Sarah recently wrote about her sneaky attempts to hide healthy fruit and vegetables in her children’s food. This way, I suppose your kids get the healthy stuff without all the whining and arguing.
I applaud Sarah, and any of you who do the hard work of pureeing, and dicing – all in an effort to ensure your child eats what they would ordinarily avoid. While I applaud you, I must also admit to not having the energy, or frankly the concern, to invest in such endeavors.
The recipe book Sarah recommended does a fine job explaining how it is not so much lying as it is creative cooking and thus assuages the guilt of any parent who is staunchly against lying to children.
My personal method does not work for any parent who feels such guilt. If you are inclined in such a way, I highly suggest you try Sarah’s book. If you have already absolved yourself of parental guilt and also don’t care to go through all the effort, feel free to try my trick.
Mackenzie watches as her plate is passed around the table and bits of food are placed in each space. Potatoes, fine; roast, good deal; dinner roll, fabulous; broccoli… Oh dear. There’s no data for this one.
“Mom.” she says with a humph, “I really don’t think I like this stuff.”
Take notes, or don’t, here’s my deceptive trick:
“What? Are you kidding me? You love this stuff. Don’t you remember?”
“Huh? I think I would know if I tried it before.”
“Oh, you probably just forgot, it was a long time ago. Anyways, you were all ‘ewww, I don’t like this’, and I was all, ‘just try it’, and so you did and then you were all, ‘hey, I really do like this stuff. And I was all, ’see? I told you.’ “
With a suspicious eye cocked my way, she takes a bite and chews.
“Hey, you’re right. I do like this stuff. I remember now.”
“Mom?”
“Yes Kenzie?”
“I never really liked this stuff before did I?”
“I’ll never tell.”
“Well, the good news is that I ate it all this time.”
Did you see what I did there? Pretty sneaky. And it required no extra steps in meal prep.


March 25th, 2008 at 8:28 am
I like that picture of the veggies.
Too bad I’m such a horrible liar, or I could do your method as well.
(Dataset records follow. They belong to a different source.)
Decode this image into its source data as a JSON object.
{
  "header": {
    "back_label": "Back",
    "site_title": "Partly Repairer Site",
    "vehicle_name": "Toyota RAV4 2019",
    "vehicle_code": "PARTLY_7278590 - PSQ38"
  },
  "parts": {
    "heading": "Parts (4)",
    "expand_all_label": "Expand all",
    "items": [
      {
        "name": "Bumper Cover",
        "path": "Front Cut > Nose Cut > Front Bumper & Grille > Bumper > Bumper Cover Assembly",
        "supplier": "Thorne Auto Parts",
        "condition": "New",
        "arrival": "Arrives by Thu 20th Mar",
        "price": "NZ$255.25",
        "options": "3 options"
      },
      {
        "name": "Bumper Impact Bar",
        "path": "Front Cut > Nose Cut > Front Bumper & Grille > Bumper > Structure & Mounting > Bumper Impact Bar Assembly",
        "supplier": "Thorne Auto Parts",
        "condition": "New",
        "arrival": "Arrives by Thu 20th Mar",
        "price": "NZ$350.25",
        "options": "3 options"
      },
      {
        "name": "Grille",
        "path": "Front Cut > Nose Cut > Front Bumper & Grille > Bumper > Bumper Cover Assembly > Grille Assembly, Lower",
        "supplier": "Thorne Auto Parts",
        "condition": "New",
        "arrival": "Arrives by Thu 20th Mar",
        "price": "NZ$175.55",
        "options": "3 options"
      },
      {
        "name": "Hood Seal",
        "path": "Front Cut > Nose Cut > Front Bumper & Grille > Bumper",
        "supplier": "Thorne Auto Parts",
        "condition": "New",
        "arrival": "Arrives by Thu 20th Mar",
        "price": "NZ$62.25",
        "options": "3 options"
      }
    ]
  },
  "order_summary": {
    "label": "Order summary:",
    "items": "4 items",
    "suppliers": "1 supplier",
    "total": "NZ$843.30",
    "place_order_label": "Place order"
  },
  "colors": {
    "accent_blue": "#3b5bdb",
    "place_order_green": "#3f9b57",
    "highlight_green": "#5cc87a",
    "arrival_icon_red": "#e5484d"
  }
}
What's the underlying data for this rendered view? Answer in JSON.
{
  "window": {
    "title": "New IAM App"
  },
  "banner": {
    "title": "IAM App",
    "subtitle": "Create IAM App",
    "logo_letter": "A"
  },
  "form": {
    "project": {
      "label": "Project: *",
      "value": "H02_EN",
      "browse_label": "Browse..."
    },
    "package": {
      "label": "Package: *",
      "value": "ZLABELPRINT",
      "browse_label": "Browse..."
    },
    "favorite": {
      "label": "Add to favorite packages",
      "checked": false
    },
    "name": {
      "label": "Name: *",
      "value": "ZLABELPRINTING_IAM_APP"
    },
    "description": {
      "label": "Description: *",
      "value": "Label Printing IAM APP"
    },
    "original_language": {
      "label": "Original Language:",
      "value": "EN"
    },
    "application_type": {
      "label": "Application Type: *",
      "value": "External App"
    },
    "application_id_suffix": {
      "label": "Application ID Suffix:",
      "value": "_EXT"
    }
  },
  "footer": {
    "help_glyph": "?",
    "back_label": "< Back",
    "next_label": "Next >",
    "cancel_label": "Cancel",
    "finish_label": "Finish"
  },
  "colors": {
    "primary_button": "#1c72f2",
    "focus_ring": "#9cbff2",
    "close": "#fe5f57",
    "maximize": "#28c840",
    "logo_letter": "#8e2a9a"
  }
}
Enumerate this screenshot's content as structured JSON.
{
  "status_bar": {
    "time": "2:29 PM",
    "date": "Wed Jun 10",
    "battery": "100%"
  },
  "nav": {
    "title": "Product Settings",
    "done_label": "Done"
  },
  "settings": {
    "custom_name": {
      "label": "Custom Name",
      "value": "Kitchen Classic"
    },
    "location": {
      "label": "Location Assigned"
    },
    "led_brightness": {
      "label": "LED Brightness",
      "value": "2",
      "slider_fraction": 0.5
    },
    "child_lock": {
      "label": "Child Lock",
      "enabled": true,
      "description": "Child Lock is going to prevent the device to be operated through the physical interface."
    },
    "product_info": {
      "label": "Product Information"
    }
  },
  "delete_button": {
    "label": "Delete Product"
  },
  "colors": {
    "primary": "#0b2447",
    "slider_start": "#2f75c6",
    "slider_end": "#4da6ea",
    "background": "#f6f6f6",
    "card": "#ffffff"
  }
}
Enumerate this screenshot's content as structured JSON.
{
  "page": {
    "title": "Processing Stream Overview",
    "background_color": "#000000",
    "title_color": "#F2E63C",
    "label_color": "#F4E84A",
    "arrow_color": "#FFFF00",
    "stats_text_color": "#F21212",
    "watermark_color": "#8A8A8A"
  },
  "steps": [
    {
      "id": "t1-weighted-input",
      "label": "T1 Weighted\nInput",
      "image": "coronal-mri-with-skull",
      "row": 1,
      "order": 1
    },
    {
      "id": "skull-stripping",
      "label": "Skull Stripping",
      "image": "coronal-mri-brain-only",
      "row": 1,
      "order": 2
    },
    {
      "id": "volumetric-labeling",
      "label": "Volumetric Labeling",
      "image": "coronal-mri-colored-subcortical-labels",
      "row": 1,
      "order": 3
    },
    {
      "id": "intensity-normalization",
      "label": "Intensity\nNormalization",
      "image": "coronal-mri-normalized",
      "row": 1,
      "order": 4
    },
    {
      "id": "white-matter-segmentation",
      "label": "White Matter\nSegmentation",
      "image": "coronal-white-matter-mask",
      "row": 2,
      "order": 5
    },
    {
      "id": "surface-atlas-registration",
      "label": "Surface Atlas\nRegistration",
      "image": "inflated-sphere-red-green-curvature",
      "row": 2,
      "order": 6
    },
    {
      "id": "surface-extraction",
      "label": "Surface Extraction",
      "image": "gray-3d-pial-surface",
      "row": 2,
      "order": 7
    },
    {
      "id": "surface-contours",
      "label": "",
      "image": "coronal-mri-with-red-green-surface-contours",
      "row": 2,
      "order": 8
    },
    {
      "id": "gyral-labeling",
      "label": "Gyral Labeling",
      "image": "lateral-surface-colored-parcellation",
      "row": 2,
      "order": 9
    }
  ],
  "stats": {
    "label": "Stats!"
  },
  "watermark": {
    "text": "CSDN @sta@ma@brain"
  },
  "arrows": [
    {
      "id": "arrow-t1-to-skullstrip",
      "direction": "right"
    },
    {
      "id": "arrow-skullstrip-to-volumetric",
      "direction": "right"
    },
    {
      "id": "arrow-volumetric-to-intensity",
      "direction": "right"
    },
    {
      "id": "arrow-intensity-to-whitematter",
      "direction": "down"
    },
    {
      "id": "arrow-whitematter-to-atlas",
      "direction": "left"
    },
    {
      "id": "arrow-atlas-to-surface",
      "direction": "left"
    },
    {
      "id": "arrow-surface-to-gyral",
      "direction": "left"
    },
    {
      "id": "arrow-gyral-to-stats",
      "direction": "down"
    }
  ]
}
March 25th, 2008 at 10:25 am
It should probably shame me that I am as good at it as I am.
March 25th, 2008 at 11:35 am
If only that would work with Jacob. He just isn’t that trusting.
March 25th, 2008 at 11:45 am
I use that one all the time. But only because my oldest has become a super-sleuth (at 4) and picks through his pasta etc, sorting ‘good’ from ‘bad’ before eating. Which is of course when I roll out that old ‘you tried that before, and liked it’ line.
Sometimes, it even works…
March 25th, 2008 at 12:10 pm
Well then you probably noticed, Potty, that I only posted about the day that the trick worked spot on. It doesn’t always work, cause it turns out that kids are smaaaart. Makes my head spin.
(I just jogged over to your blog and I must say that I found the whole story behind your name to be quite amusing.)
March 25th, 2008 at 2:48 pm
Why, thank you Amy. I am constantly considering changing it as outside the UK no-one gets the joke and assumes (or at least, I think they assume) that mine is some fetish blog about unmentionable stuff. However, it’s too late to change, without losing track of all the people I’ve ‘met’ online. And also – what would I change it to? Potty (in the sense I mean), so perfectly sums up my life…
March 25th, 2008 at 3:19 pm
It did take me a minute to catch on. “Potty mouth” usually references someone who uses foul language.
So when I saw “Potty Mummy”, I naturally assumed your were a foul mouth Egyptian artifact.
I wouldn’t change it. Potty on.
March 25th, 2008 at 9:55 pm
Nice method!
You might also try, “No honey, these are for mommy and daddy, if there are any leftovers I MIGHT let you taste it.” It actually works over here.
March 25th, 2008 at 10:00 pm
Reverse psychology. Nice.
March 27th, 2008 at 6:13 pm
dang, I wish this worked with my fifteen year olds.